The Tax Reality of F&O Trading
Futures and Options (F&O) trading has exploded in popularity in India. However, many new traders assume their F&O profits will be taxed like regular stock investments (as capital gains). This is a costly misconception.
The Income Tax Department treats F&O trading as a Business.
Quick stat: F&O is non-speculative business income; a tax audit is triggered only if your trading turnover crosses Rs 10 crore, given that virtually 100% of F&O trades are digital (Source: Sections 43(5) and 44AB, Income Tax Act). Turnover here is a special figure (absolute profits plus absolute losses), not the contract value.
Non-Speculative Business Income
Under Section 43(5) of the Income Tax Act, trading in derivatives (Futures and Options) on a recognized stock exchange is classified as Non-Speculative Business Income.
What does this mean for you? 1. Tax Rate: Your F&O profits are added to your other income (like salary) and taxed at your applicable slab rate. There is no special 15% or 12.5% rate for F&O. 2. Claiming Expenses: Since it's a business, you can deduct business expenses from your profits. This includes brokerage, STT, internet bills, trading software subscriptions, and even depreciation on your laptop. 3. ITR Form: You cannot use ITR-1 or ITR-2. You must file ITR-3 (or ITR-4 in specific presumptive cases).
Dealing with F&O Losses
The reality of F&O is that many traders make losses. The good news about it being a "non-speculative" business is how you can treat these losses:
- Current Year Set-Off: You can set off F&O losses against any other income in the same year, except salary income. You can set it off against bank interest, rental income, or capital gains.
- Carry Forward: If you still have unadjusted losses, you can carry them forward for the next 8 assessment years. However, carried-forward business losses can only be set off against business income in future years.
Crucial Rule: To carry forward your F&O losses, you must file your ITR before the original due date (July 31st).
Do you need a Tax Audit?
This is the biggest headache for F&O traders. You need a Chartered Accountant to audit your accounts if your "Trading Turnover" exceeds certain limits (usually ₹10 Crore, provided 95% of transactions are digital).
Calculating F&O turnover is tricky (it's the sum of absolute profits and losses).
How LastMinute ITR helps Don't guess your turnover. When you upload your broker's Tax P&L to LastMinute ITR, we help you understand your exact F&O turnover and profit/loss figures, so you know whether you need to consult a CA for an audit before you go to incometax.gov.in to file your ITR-3.

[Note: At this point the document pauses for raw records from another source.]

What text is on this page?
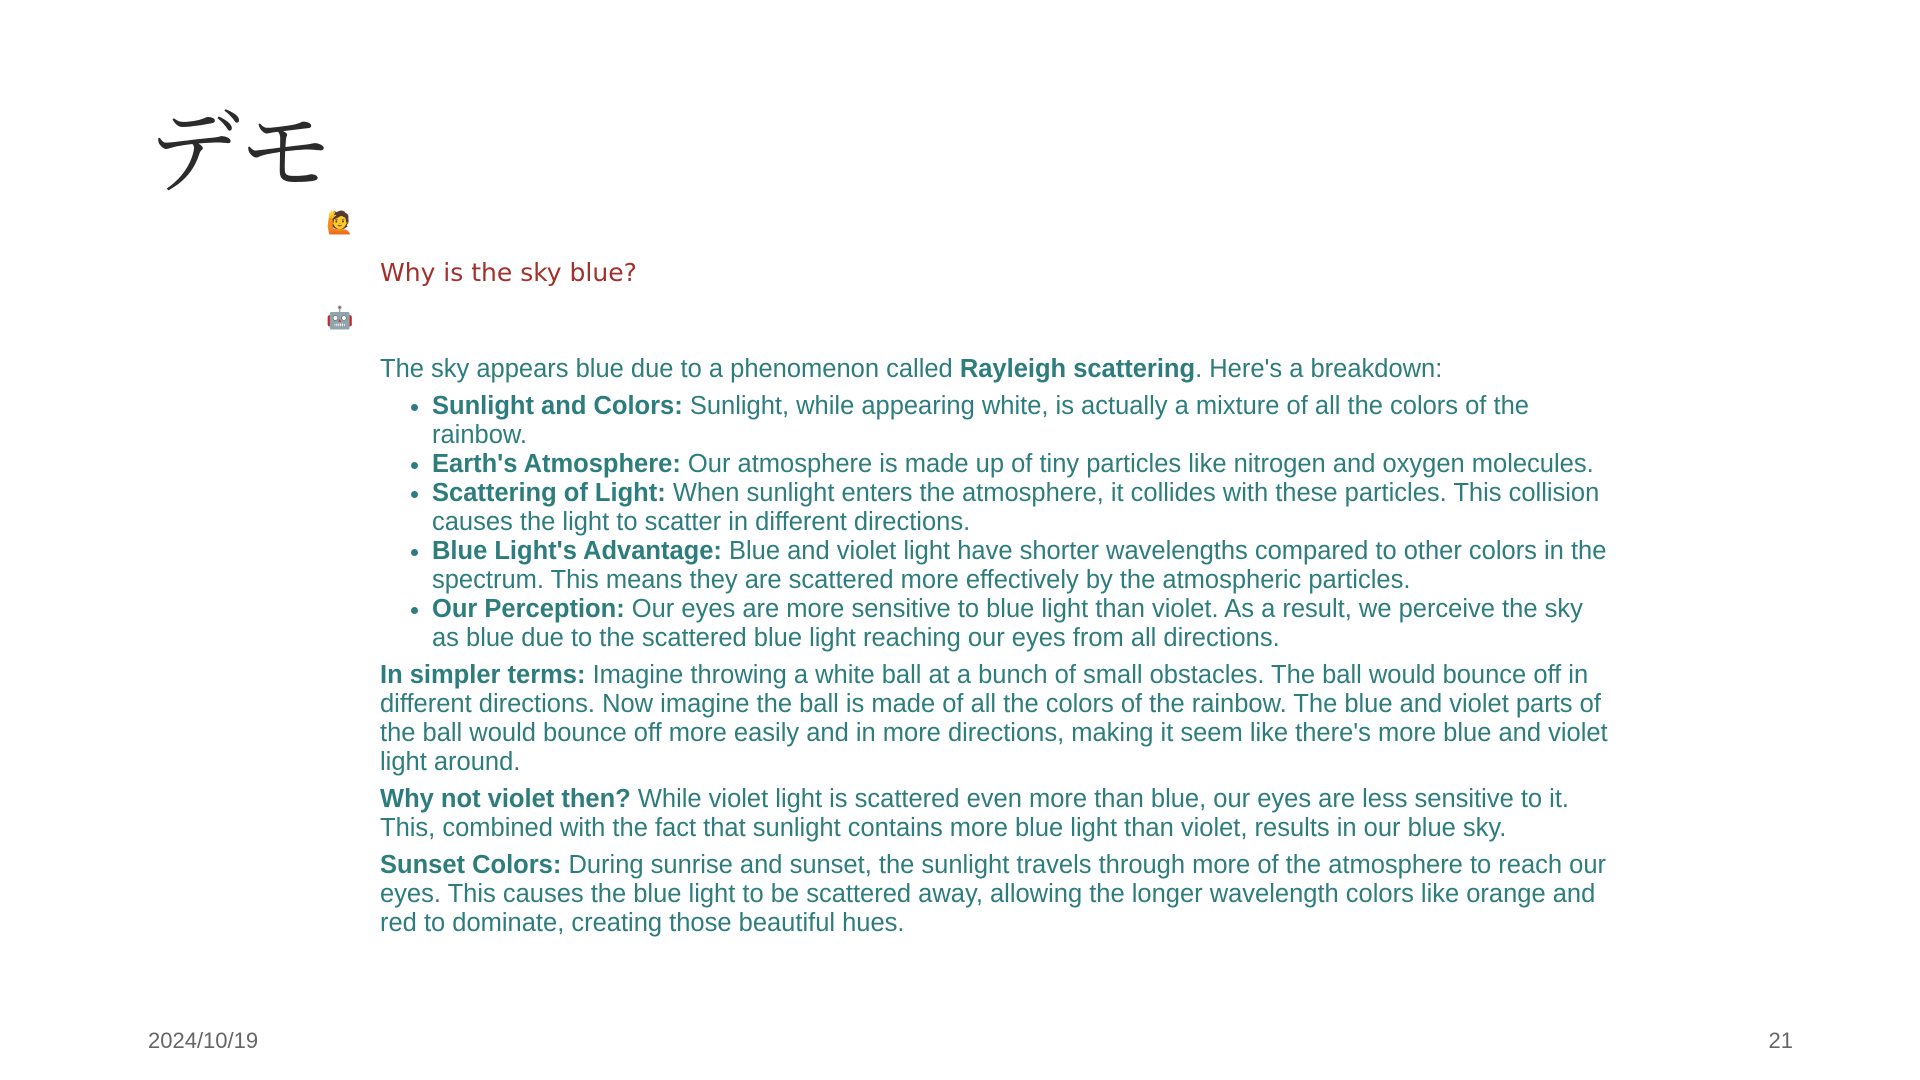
デモ
🙋

Why is the sky blue?

🤖

The sky appears blue due to a phenomenon called Rayleigh scattering. Here's a breakdown:

• Sunlight and Colors: Sunlight, while appearing white, is actually a mixture of all the colors of the rainbow.
• Earth's Atmosphere: Our atmosphere is made up of tiny particles like nitrogen and oxygen molecules.
• Scattering of Light: When sunlight enters the atmosphere, it collides with these particles. This collision causes the light to scatter in different directions.
• Blue Light's Advantage: Blue and violet light have shorter wavelengths compared to other colors in the spectrum. This means they are scattered more effectively by the atmospheric particles.
• Our Perception: Our eyes are more sensitive to blue light than violet. As a result, we perceive the sky as blue due to the scattered blue light reaching our eyes from all directions.

In simpler terms: Imagine throwing a white ball at a bunch of small obstacles. The ball would bounce off in different directions. Now imagine the ball is made of all the colors of the rainbow. The blue and violet parts of the ball would bounce off more easily and in more directions, making it seem like there's more blue and violet light around.

Why not violet then? While violet light is scattered even more than blue, our eyes are less sensitive to it. This, combined with the fact that sunlight contains more blue light than violet, results in our blue sky.

Sunset Colors: During sunrise and sunset, the sunlight travels through more of the atmosphere to reach our eyes. This causes the blue light to be scattered away, allowing the longer wavelength colors like orange and red to dominate, creating those beautiful hues.

2024/10/19	21
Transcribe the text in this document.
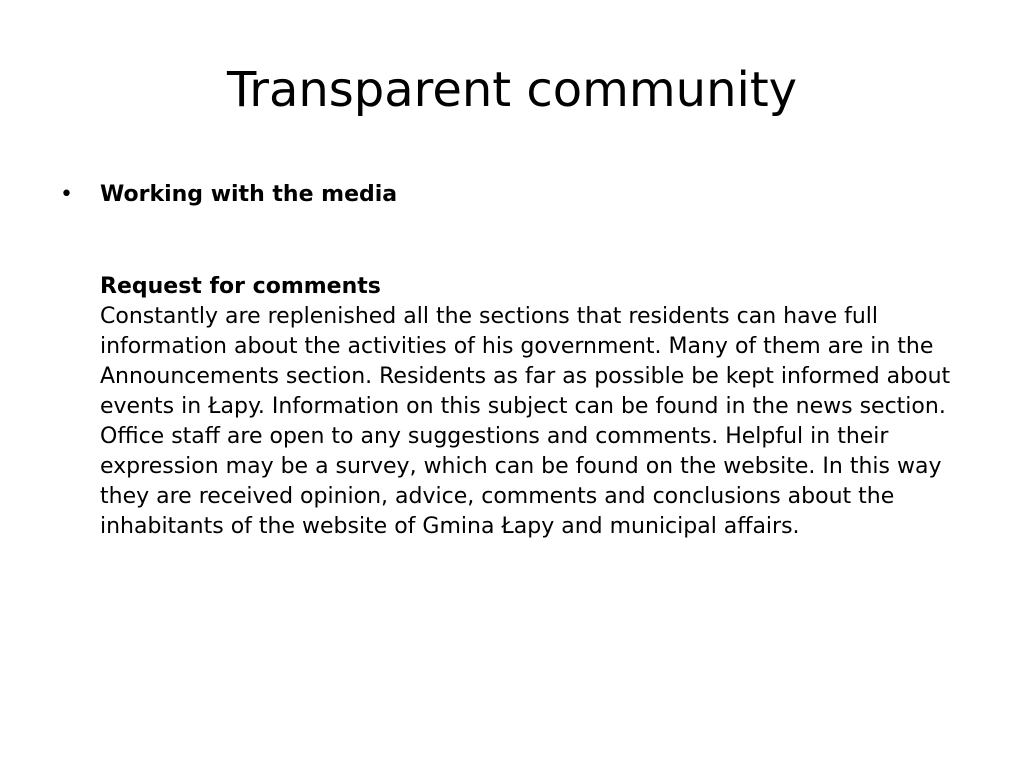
Transparent community
• Working with the media
Request for comments
Constantly are replenished all the sections that residents can have full information about the activities of his government. Many of them are in the Announcements section. Residents as far as possible be kept informed about events in Łapy. Information on this subject can be found in the news section.
Office staff are open to any suggestions and comments. Helpful in their expression may be a survey, which can be found on the website. In this way they are received opinion, advice, comments and conclusions about the inhabitants of the website of Gmina Łapy and municipal affairs.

Start with LastMinute ITR · import your Tax P&L · fix an AIS mismatch.
What you should do
- Treat F&O as business income and move to ITR-3, not ITR-2.
- Claim genuine expenses (brokerage, internet, software) against your trading profit.
- Calculate absolute turnover to check if you are anywhere near the Rs 10 crore audit line.
Common mistake
Reporting F&O under capital gains. F&O is business income, so it belongs in Schedule BP, not Schedule CG. Filing it as capital gains leads to a defective return.